Selon certains analystes, la faible inclusion financière, surtout dans les milieux ruraux, pourrait aussi s’expliquer par l’absence d’offres, bien adaptées aux besoins des populations. A cela s’ajoutent, les contraintes sociales et l’éloignement des populations rurales des zones urbaines, entrainant des difficultés de déplacement et d’accès à l’information.
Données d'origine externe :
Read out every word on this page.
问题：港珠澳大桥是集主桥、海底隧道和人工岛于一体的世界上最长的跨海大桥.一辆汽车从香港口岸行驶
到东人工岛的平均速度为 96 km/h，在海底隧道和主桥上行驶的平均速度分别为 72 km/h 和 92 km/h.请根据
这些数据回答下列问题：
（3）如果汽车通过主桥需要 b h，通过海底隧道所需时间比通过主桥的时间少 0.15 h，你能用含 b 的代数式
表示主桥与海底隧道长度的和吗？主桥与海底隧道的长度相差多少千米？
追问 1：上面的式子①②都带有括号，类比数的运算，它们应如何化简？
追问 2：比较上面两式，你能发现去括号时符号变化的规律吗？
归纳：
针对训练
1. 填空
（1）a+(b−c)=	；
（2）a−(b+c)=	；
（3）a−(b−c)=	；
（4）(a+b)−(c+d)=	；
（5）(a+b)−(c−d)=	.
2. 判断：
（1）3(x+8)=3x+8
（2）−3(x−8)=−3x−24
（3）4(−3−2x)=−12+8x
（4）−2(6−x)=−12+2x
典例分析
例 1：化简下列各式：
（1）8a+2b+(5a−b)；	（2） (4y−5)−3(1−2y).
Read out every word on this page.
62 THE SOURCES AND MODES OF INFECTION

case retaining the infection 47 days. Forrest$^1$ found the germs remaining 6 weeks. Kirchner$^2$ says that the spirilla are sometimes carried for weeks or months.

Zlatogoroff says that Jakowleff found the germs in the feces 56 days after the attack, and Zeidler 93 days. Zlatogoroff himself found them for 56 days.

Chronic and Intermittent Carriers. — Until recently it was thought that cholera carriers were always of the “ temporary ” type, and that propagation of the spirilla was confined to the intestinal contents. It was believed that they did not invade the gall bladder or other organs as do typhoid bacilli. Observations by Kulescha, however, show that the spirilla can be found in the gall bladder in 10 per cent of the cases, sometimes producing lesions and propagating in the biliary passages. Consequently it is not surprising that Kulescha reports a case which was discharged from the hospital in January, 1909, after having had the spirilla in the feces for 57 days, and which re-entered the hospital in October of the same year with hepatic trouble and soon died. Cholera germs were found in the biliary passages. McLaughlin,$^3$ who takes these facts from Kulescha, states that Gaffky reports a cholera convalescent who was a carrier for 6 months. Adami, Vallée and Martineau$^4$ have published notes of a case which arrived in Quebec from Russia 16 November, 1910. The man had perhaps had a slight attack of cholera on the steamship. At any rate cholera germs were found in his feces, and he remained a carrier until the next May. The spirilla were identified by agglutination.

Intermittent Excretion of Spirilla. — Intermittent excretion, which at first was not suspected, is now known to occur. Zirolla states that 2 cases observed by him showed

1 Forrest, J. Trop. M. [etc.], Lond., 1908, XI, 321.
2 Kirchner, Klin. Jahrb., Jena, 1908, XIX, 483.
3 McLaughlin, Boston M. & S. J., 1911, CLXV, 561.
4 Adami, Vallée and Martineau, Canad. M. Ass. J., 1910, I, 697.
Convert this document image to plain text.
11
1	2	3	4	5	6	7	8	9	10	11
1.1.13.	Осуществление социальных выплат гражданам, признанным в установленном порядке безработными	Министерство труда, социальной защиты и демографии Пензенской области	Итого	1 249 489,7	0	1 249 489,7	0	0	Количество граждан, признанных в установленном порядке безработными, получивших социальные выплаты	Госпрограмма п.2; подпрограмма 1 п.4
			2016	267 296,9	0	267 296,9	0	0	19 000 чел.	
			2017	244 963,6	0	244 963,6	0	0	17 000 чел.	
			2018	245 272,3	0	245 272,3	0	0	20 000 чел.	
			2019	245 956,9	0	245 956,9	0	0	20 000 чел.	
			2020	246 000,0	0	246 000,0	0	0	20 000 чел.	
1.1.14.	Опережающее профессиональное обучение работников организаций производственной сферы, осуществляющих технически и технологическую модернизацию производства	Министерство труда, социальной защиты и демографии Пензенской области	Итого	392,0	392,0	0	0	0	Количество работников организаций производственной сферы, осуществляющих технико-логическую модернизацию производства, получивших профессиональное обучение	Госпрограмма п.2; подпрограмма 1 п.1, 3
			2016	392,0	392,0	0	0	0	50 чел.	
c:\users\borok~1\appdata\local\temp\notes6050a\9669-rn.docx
Au niveau du secteur             agricole, qui emploie 60% de la population, la méconnaissance des difficultés des agriculteurs, et l’exigence de garanties de la part des institutions financières avant tout financement, constituent aussi une autre difficulté à l’inclusion financière.

Un constat qui contraste avec l’essor des institutions financières

En effet, selon les dernières statistiques de la BCEAO, le secteur de la micro-finance au Togo se porte bien, avec le nombre de bénéficiaires aux services financiers, toujours en hausse.

Et d’après les analyses du FMI (Fonds Monétaire International), bien que certaines micro-finances soient en activités sans autorisation, le secteur constitue un appui inestimable pour nombre de togolais, n’ayant pas accès aux services bancaires, et contribue ainsi, à l’amélioration d’une inclusion financière, surtout au niveau des populations rurales.

Des difficultés

C’est un secteur des micro-finances qui doit faire face aujourd’hui, à des difficultés de trésorerie et de gestion, face à la croissance des demandes de crédits. D’où également, un niveau limité des engagements, souvent non consistants, empêchant l’éclosion d’entreprises compétitives, et la persistance de l’exclusion financière.

La BCEAO un partenaire de choix pour relever le défi

Dans le but d’accompagner le Togo dans ses efforts d’inclusion financière, la BCEAO entend dans un premier temps, accompagner le pays dans l’éducation financière des populations, et la protection des consommateurs des services financiers.

Dans un second temps, œuvrer aux cotés des pays de l’UEMOA, dont le Togo, dans la diversification des produits financiers offerts par les institutions financières, en vue de renforcer le développement de l’offre, à destination des populations exclues du système financier.

Enfin, impliquer davantage le secteur public, dans le développement et l’adoption des services financiers numériques. L’objectif étant, de parvenir à assurer aux populations, l’accès et l’utilisation d’une gamme diversifiée de produits et services financiers, adaptés et à coûts abordables.